In the aftermath of a nuclear meltdown like that at Fukushima Daiichi in 2011, wind and water currents spread radioactive debris far and wide, putting those within range at risk of exposure. The problem? Existing atmospheric modeling tools are considered highly unreliable, making it difficult for disaster response teams to prioritize which groups of people to evacuate.
Luckily, promising new research out of the University of Tokyo Institute of Industrial Science shows that the dispersion of radioactive material can be accurately predicted with the help of machine learning.
A team led by Takao Yoshikane, a project lecturer specializing in regional earth system modeling and a lead author on the paper published in the journal Scientific Reports, trained a neural network on years of weather pattern data to project routes that radioactive emissions might take. Impressively, the model was able to predict dispersion with at least 85 percent accuracy, and up to 95 percent accuracy when the team tweaked the parameters for winter weather patterns.

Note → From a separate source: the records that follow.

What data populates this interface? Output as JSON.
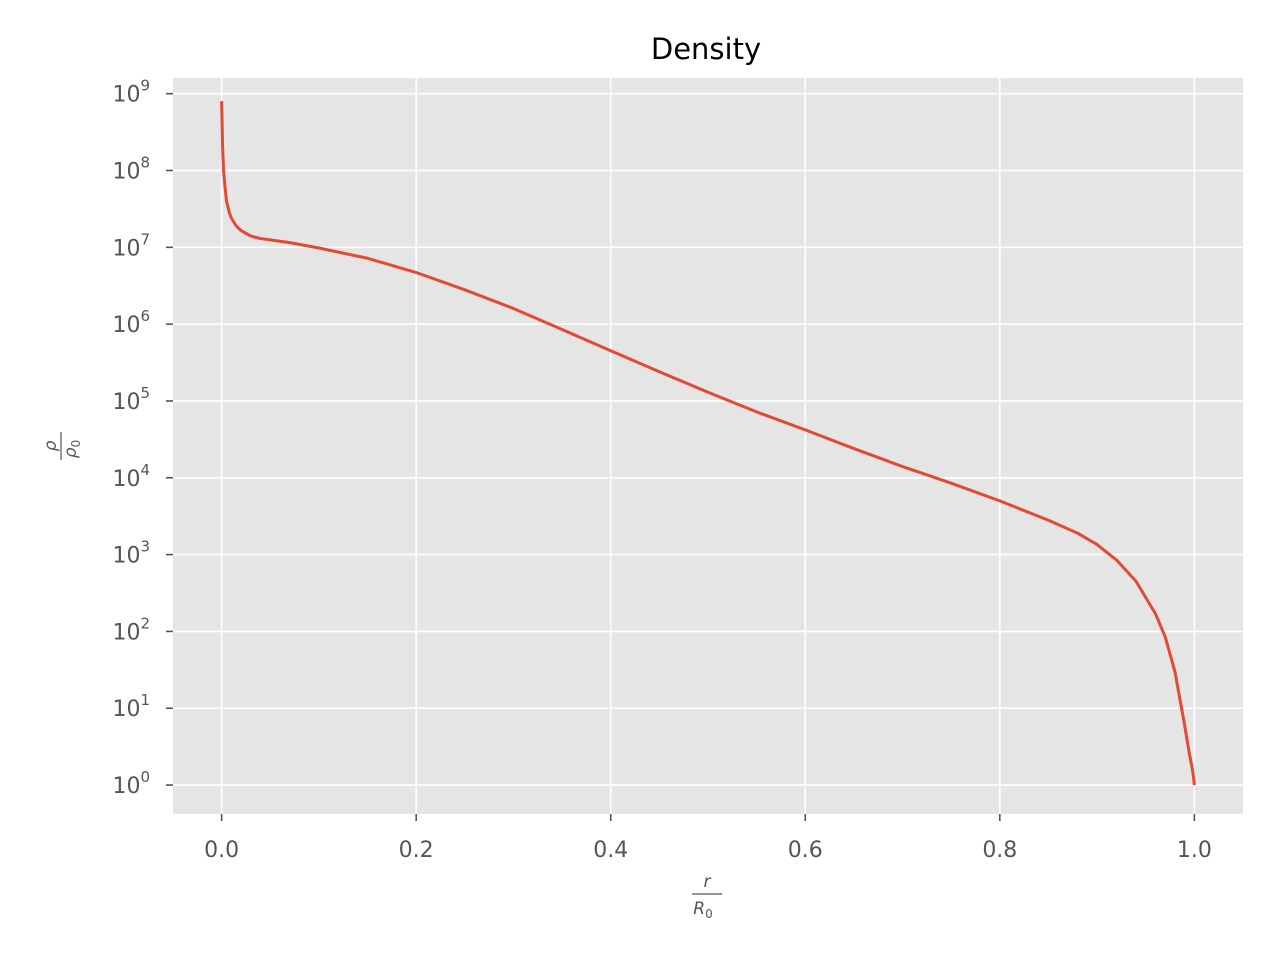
{
  "chart_data": {
    "type": "line",
    "title": "Density",
    "xlabel": {
      "numerator": "r",
      "denominator_base": "R",
      "denominator_sub": "0"
    },
    "ylabel": {
      "numerator": "ρ",
      "denominator_base": "ρ",
      "denominator_sub": "0"
    },
    "xlim": [
      -0.05,
      1.05
    ],
    "ylim": [
      0.42,
      1600000000.0
    ],
    "yscale": "log",
    "grid": true,
    "xticks": [
      0.0,
      0.2,
      0.4,
      0.6,
      0.8,
      1.0
    ],
    "xtick_labels": [
      "0.0",
      "0.2",
      "0.4",
      "0.6",
      "0.8",
      "1.0"
    ],
    "yticks": [
      1,
      10,
      100,
      1000,
      10000,
      100000,
      1000000,
      10000000,
      100000000,
      1000000000
    ],
    "ytick_labels": [
      {
        "base": "10",
        "exp": "0"
      },
      {
        "base": "10",
        "exp": "1"
      },
      {
        "base": "10",
        "exp": "2"
      },
      {
        "base": "10",
        "exp": "3"
      },
      {
        "base": "10",
        "exp": "4"
      },
      {
        "base": "10",
        "exp": "5"
      },
      {
        "base": "10",
        "exp": "6"
      },
      {
        "base": "10",
        "exp": "7"
      },
      {
        "base": "10",
        "exp": "8"
      },
      {
        "base": "10",
        "exp": "9"
      }
    ],
    "colors": {
      "line": "#E24A33",
      "background": "#E5E5E5",
      "grid": "#FFFFFF"
    },
    "series": [
      {
        "x": [
          0.0,
          0.0005,
          0.001,
          0.002,
          0.003,
          0.005,
          0.008,
          0.01,
          0.015,
          0.02,
          0.03,
          0.04,
          0.05,
          0.07,
          0.1,
          0.15,
          0.2,
          0.25,
          0.3,
          0.35,
          0.4,
          0.45,
          0.5,
          0.55,
          0.6,
          0.65,
          0.7,
          0.75,
          0.8,
          0.85,
          0.88,
          0.9,
          0.92,
          0.94,
          0.96,
          0.97,
          0.98,
          0.99,
          0.995,
          0.998,
          0.999,
          1.0
        ],
        "y": [
          800000000,
          400000000,
          200000000,
          100000000,
          70000000,
          40000000,
          28000000,
          24000000,
          19000000,
          16500000,
          14000000,
          13000000,
          12500000,
          11500000,
          9800000,
          7200000,
          4700000,
          2800000,
          1600000,
          850000,
          450000,
          240000,
          130000,
          72000,
          42000,
          24000,
          14000,
          8500,
          5000,
          2800,
          1900,
          1350,
          850,
          450,
          170,
          85,
          30,
          6,
          2.5,
          1.6,
          1.3,
          1.0
        ]
      }
    ]
  }
}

“The fact that the accuracy of this approach did not decrease when predicting over 30 hours into the future is extremely important in disaster scenarios,” Yoshikane told Science Daily. “This gives authorities time to arrange evacuation plans in the most badly affected areas, and to issue guidance to people in specific areas about avoiding eating fresh produce and taking potassium iodide, which can limit the absorption of ingested radioactive isotopes by the body.”
The researchers wrote that AI-powered models might help governments plan for future disasters. Currently, because of the limited accuracy of today’s models, the Japanese government has said it will not use model predictions to determine future evacuation routes.
“To reduce the risk of exposure, the government should give warnings regarding the consumption of water and the distribution of farm products as early as possible when radioactive deposition occurs,” the researchers wrote. “However, taking appropriate action is challenging if no predictions are available.”